With just slightly more than 50% of Americans being women, it’s not hard to imagine how much of an impact they have on our country.
Women are mothers, educators, caretakers, medical professionals, executive administrators, managers, factory workers, farmers, and entrepreneurs. The list of contributions by women in America is endless.
We set March aside to honor and reflect on the courage, bravery, and perseverance of women through history. The vital role women have played in the development of America is undeniable, and women’s role in the development of Arkansas was just as important.
Arkansas Children’s Hospital is the only pediatric hospital in the state, and among the ten largest children’s hospitals in the United States. In 1934, Ruth Olive Beall became superintendent of the hospital and was an integral part of change and growth that garnered the support of President Franklin Roosevelt when he visited Little Rock in 1936. In that same year, the American College of Surgeons accredited the hospital which became an important milestone in the development of what the hospital is today.

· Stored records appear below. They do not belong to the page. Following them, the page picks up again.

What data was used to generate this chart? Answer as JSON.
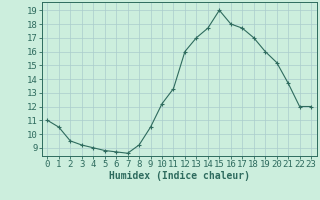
{
  "x": [
    0,
    1,
    2,
    3,
    4,
    5,
    6,
    7,
    8,
    9,
    10,
    11,
    12,
    13,
    14,
    15,
    16,
    17,
    18,
    19,
    20,
    21,
    22,
    23
  ],
  "y": [
    11,
    10.5,
    9.5,
    9.2,
    9.0,
    8.8,
    8.7,
    8.6,
    9.2,
    10.5,
    12.2,
    13.3,
    16.0,
    17.0,
    17.7,
    19.0,
    18.0,
    17.7,
    17.0,
    16.0,
    15.2,
    13.7,
    12.0,
    12.0
  ],
  "line_color": "#2e6b5e",
  "marker": "+",
  "marker_size": 3,
  "xlabel": "Humidex (Indice chaleur)",
  "ylabel_ticks": [
    9,
    10,
    11,
    12,
    13,
    14,
    15,
    16,
    17,
    18,
    19
  ],
  "ylim": [
    8.4,
    19.6
  ],
  "xlim": [
    -0.5,
    23.5
  ],
  "bg_color": "#cceedd",
  "grid_color": "#aacccc",
  "label_fontsize": 7,
  "tick_fontsize": 6.5
}
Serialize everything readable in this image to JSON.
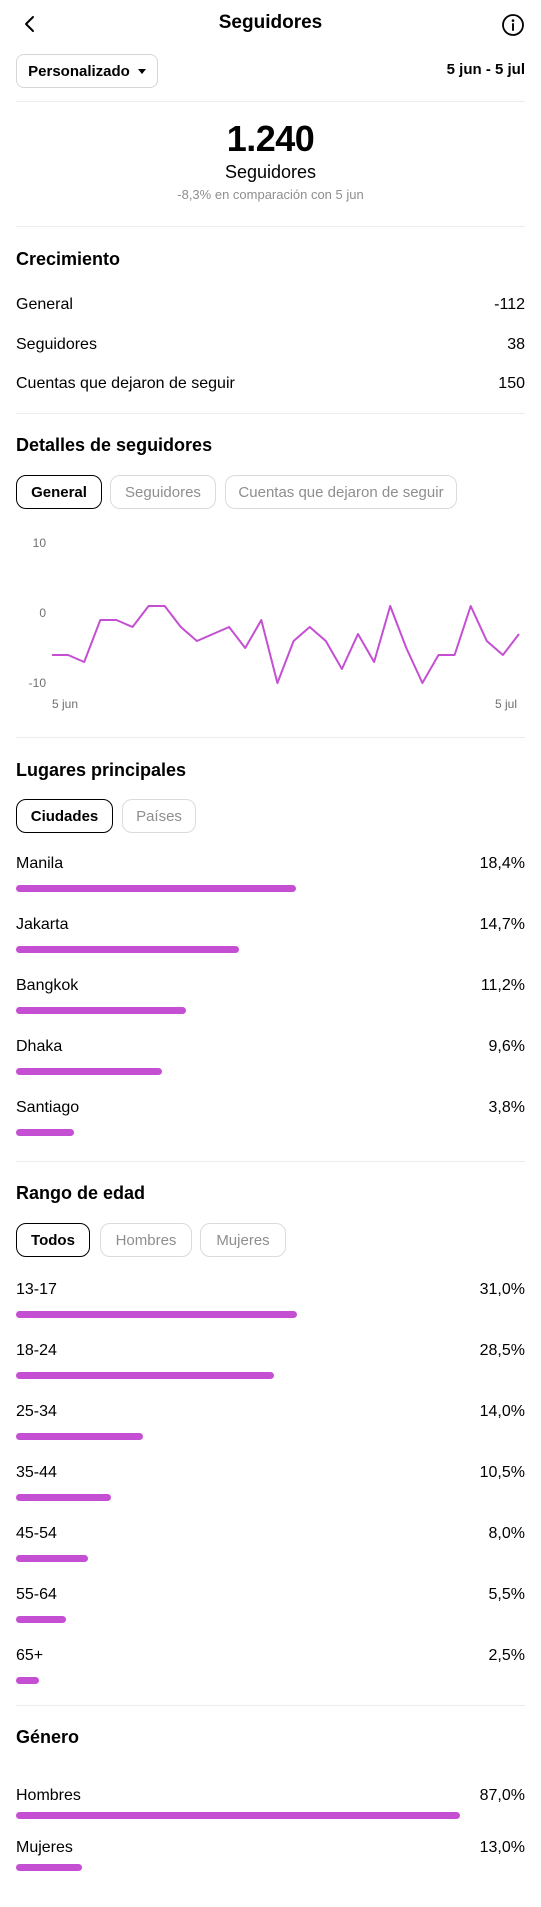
{
  "header": {
    "title": "Seguidores"
  },
  "filter": {
    "label": "Personalizado",
    "date_range": "5 jun - 5 jul"
  },
  "summary": {
    "total": "1.240",
    "label": "Seguidores",
    "comparison": "-8,3% en comparación con 5 jun"
  },
  "growth": {
    "title": "Crecimiento",
    "rows": [
      {
        "label": "General",
        "value": "-112"
      },
      {
        "label": "Seguidores",
        "value": "38"
      },
      {
        "label": "Cuentas que dejaron de seguir",
        "value": "150"
      }
    ]
  },
  "details": {
    "title": "Detalles de seguidores",
    "tabs": [
      "General",
      "Seguidores",
      "Cuentas que dejaron de seguir"
    ]
  },
  "chart_data": {
    "type": "line",
    "title": "",
    "xlabel": "",
    "ylabel": "",
    "x_tick_labels": [
      "5 jun",
      "5 jul"
    ],
    "y_tick_labels": [
      "10",
      "0",
      "-10"
    ],
    "ylim": [
      -10,
      10
    ],
    "grid": false,
    "line_color": "#c44fd2",
    "series": [
      {
        "values": [
          -6,
          -6,
          -7,
          -1,
          -1,
          -2,
          1,
          1,
          -2,
          -4,
          -3,
          -2,
          -5,
          -1,
          -10,
          -4,
          -2,
          -4,
          -8,
          -3,
          -7,
          1,
          -5,
          -10,
          -6,
          -6,
          1,
          -4,
          -6,
          -3
        ]
      }
    ]
  },
  "locations": {
    "title": "Lugares principales",
    "tabs": [
      "Ciudades",
      "Países"
    ],
    "items": [
      {
        "label": "Manila",
        "value": "18,4%",
        "fraction": 0.184
      },
      {
        "label": "Jakarta",
        "value": "14,7%",
        "fraction": 0.147
      },
      {
        "label": "Bangkok",
        "value": "11,2%",
        "fraction": 0.112
      },
      {
        "label": "Dhaka",
        "value": "9,6%",
        "fraction": 0.096
      },
      {
        "label": "Santiago",
        "value": "3,8%",
        "fraction": 0.038
      }
    ]
  },
  "age": {
    "title": "Rango de edad",
    "tabs": [
      "Todos",
      "Hombres",
      "Mujeres"
    ],
    "items": [
      {
        "label": "13-17",
        "value": "31,0%",
        "fraction": 0.31
      },
      {
        "label": "18-24",
        "value": "28,5%",
        "fraction": 0.285
      },
      {
        "label": "25-34",
        "value": "14,0%",
        "fraction": 0.14
      },
      {
        "label": "35-44",
        "value": "10,5%",
        "fraction": 0.105
      },
      {
        "label": "45-54",
        "value": "8,0%",
        "fraction": 0.08
      },
      {
        "label": "55-64",
        "value": "5,5%",
        "fraction": 0.055
      },
      {
        "label": "65+",
        "value": "2,5%",
        "fraction": 0.025
      }
    ]
  },
  "gender": {
    "title": "Género",
    "items": [
      {
        "label": "Hombres",
        "value": "87,0%",
        "fraction": 0.87
      },
      {
        "label": "Mujeres",
        "value": "13,0%",
        "fraction": 0.13
      }
    ]
  },
  "colors": {
    "accent": "#c44fd2",
    "muted_text": "#8e8e8e",
    "divider": "#ececec"
  },
  "icons": {
    "back": "chevron-left-icon",
    "info": "info-circle-icon",
    "dropdown": "caret-down-icon"
  }
}
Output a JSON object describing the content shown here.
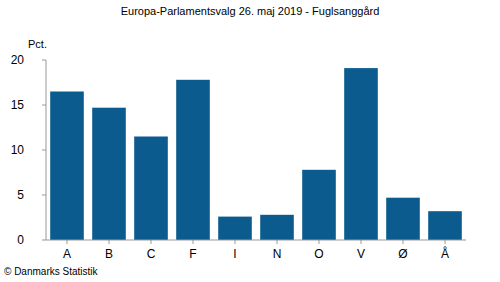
{
  "chart_data": {
    "type": "bar",
    "title": "Europa-Parlamentsvalg 26. maj 2019 - Fuglsanggård",
    "y_label": "Pct.",
    "source": "© Danmarks Statistik",
    "categories": [
      "A",
      "B",
      "C",
      "F",
      "I",
      "N",
      "O",
      "V",
      "Ø",
      "Å"
    ],
    "values": [
      16.5,
      14.7,
      11.5,
      17.8,
      2.6,
      2.8,
      7.8,
      19.1,
      4.7,
      3.2
    ],
    "color": "#0b5b8e",
    "ylim": [
      0,
      20
    ],
    "yticks": [
      0,
      5,
      10,
      15,
      20
    ],
    "grid": false
  }
}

In 1917, women won the right to vote in primary elections, thanks to the efforts of valiant women who did not waiver when the legislature rejected their initiatives. In 1919, Arkansas became just the second state in the south to pass the Nineteenth Amendment, giving women the right to vote in all elections.
In 1932, Arkansan Hattie Caraway became the first-ever woman elected to serve in the United States Senate.
One of the most notable movements of the 20th century included the civil rights movement of the 1950s and 60s. Here in Arkansas, Daisy Gatson Bates, president of the Arkansas NAACP and mentor to the Little Rock Nine, led the way for the desegregation of Arkansas schools.
Today, women are an essential part of my leadership team, and I have relied upon women in several positions to bring success to my administration.
The impression that women have left on the state can not be overstated, yet even today new developments and issues arise daily. For that reason, I created the 2022 Arkansas Women’s Commission to address new issues, and there is no better perspective on an issue than that of those who are affected by it.
The Arkansas Women’s Commission is an opportunity for women from across Arkansas to be heard. The first regional meeting was held in Fayetteville with other meetings planned for Pine Bluff, Mountain Home, and locations to be chosen. These meetings are open to the public and materials can be found at Women.Arkansas.Gov.
I urge you to take the opportunity to share your experience because your perspective could be one that makes a difference for our future.